What I didn't enjoy was doing housework. Trying to keep up with laundry, clean walls and windows or even with what is in the back of the fridge. Never was any good at it.
I remembered a saying that was on the wall of our house while I was growing up and it fit perfectly. "My house is clean enough to be healthy and dirty enough to be happy". It is what I lived by. If anyone came over to see my house they would be sorely disappointed but if they came to visit me then they'd leave feeling loved and lighter, having laughed much.

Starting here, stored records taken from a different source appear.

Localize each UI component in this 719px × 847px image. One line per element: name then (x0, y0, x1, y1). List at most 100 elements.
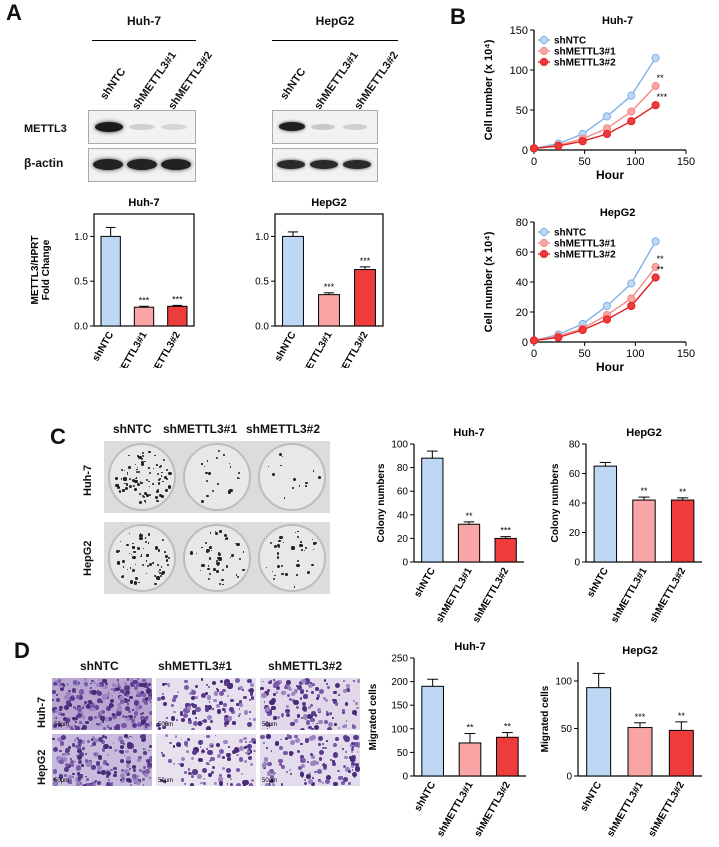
stained-cell (211, 770, 215, 774)
colony-dot (216, 561, 220, 566)
stained-cell (300, 717, 303, 720)
stained-cell (253, 749, 256, 753)
stained-cell (227, 757, 231, 762)
stained-cell (330, 758, 333, 761)
stained-cell (59, 750, 62, 753)
colony-dot (128, 454, 130, 457)
stained-cell (204, 707, 210, 712)
stained-cell (144, 716, 149, 721)
stained-cell (101, 748, 106, 752)
stained-cell (136, 721, 142, 728)
y-tick-label: 100 (391, 724, 408, 735)
data-point (651, 101, 660, 110)
series-line (533, 266, 657, 342)
colony-dot (134, 563, 137, 566)
stained-cell (272, 783, 276, 786)
colony-dot (155, 496, 159, 500)
significance-label: ** (657, 265, 665, 275)
stained-cell (300, 678, 306, 684)
data-point (602, 129, 612, 139)
stained-cell (338, 694, 340, 696)
stained-cell (252, 741, 256, 745)
stained-cell (356, 751, 359, 753)
stained-cell (137, 758, 142, 763)
x-tick-label: shMETTL3#2 (473, 780, 514, 839)
stained-cell (103, 760, 108, 765)
stained-cell (322, 697, 326, 701)
stained-cell (107, 778, 110, 781)
stained-cell (315, 696, 320, 701)
stained-cell (97, 736, 103, 742)
stained-cell (341, 748, 344, 751)
stained-cell (105, 770, 112, 777)
stained-cell (211, 680, 217, 686)
stained-cell (192, 750, 197, 755)
stained-cell (102, 679, 107, 684)
colony-dot (149, 471, 152, 474)
stained-cell (94, 706, 97, 709)
significance-label: ** (678, 711, 686, 721)
colony-dot (157, 570, 160, 573)
stained-cell (140, 712, 143, 716)
row-label-hepg2: HepG2 (36, 749, 48, 785)
stained-cell (125, 771, 131, 777)
colony-dot (139, 534, 143, 538)
stained-cell (249, 698, 252, 701)
stained-cell (106, 725, 109, 728)
colony-dot (207, 567, 210, 571)
stained-cell (126, 773, 128, 775)
x-tick-label: shNTC (579, 780, 605, 813)
stained-cell (247, 755, 253, 760)
stained-cell (130, 718, 135, 723)
stained-cell (144, 701, 149, 706)
stained-cell (218, 701, 224, 706)
colony-dot (306, 485, 308, 488)
colony-dot (139, 481, 141, 483)
colony-dot (161, 471, 163, 474)
stained-cell (308, 706, 311, 710)
stained-cell (261, 763, 267, 768)
bar (496, 736, 519, 777)
colony-dot (158, 465, 161, 468)
stained-cell (237, 714, 240, 717)
colony-dot (168, 471, 172, 475)
data-point (651, 53, 660, 63)
y-tick-label: 40 (516, 277, 528, 289)
stained-cell (204, 691, 208, 695)
stained-cell (270, 775, 275, 779)
colony-dot (154, 454, 156, 456)
stained-cell (318, 719, 323, 725)
stained-cell (238, 749, 240, 752)
stained-cell (278, 758, 283, 763)
stained-cell (350, 743, 356, 748)
stained-cell (228, 706, 235, 712)
colony-dot (141, 494, 145, 498)
colony-dot (206, 479, 209, 482)
condition-label: shMETTL3#2 (246, 422, 321, 436)
x-axis-label: Hour (596, 360, 624, 374)
colony-dot (140, 462, 145, 466)
stained-cell (121, 768, 125, 772)
colony-dot (143, 492, 147, 496)
colony-dot (305, 481, 308, 485)
stained-cell (157, 696, 162, 701)
stained-cell (226, 783, 229, 785)
stained-cell (126, 703, 129, 705)
stained-cell (314, 714, 317, 717)
colony-dot (145, 560, 148, 562)
stained-cell (185, 707, 190, 713)
stained-cell (106, 775, 109, 778)
data-point (627, 294, 636, 303)
stained-cell (315, 687, 320, 692)
stained-cell (92, 708, 96, 712)
stained-cell (223, 717, 229, 722)
stained-cell (323, 679, 327, 682)
colony-dot (132, 484, 136, 488)
stained-cell (86, 761, 92, 767)
y-tick-label: 40 (569, 499, 581, 510)
colony-dot (126, 543, 129, 546)
legend-label: shMETTL3#2 (554, 58, 616, 69)
colony-dot (156, 564, 159, 566)
stained-cell (109, 746, 112, 749)
colony-dot (219, 530, 223, 534)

This brings me to one of my favourite poems. It is by Ruth Hamilton and I have loved it since I was young. The title suggests it's for a mother with a good number of children but I think a mother with even one child can appreciate the sentiments.
Song for a Fifth Child
- by Ruth Hulburt Hamilton
Empty the dustpan, poison the moth,
Hang out the washing and butter the bread,
Sew on a button and make up a bed.
Where is the mother whose house is so shocking?
She’s up in the nursery, blissfully rocking. Oh, I’ve grown shiftless as Little Boy Blue
(Lullaby, rockaby, lullaby loo).
Dishes are waiting and bills are past due
(Pat-a-cake, darling, and peek, peekaboo).
The shopping’s not done and there’s nothing for stew
And out in the yard there’s a hullabaloo
But I’m playing Kanga and this is my Roo.
Look! Aren’t her eyes the most wonderful hue?
(Lullaby, rockaby, lullaby loo).
The cleaning and scrubbing will wait till tomorrow,
For children grow up, as I’ve learned to my sorrow.
So quiet down, cobwebs. Dust go to sleep.
I’m rocking my baby and babies don’t keep.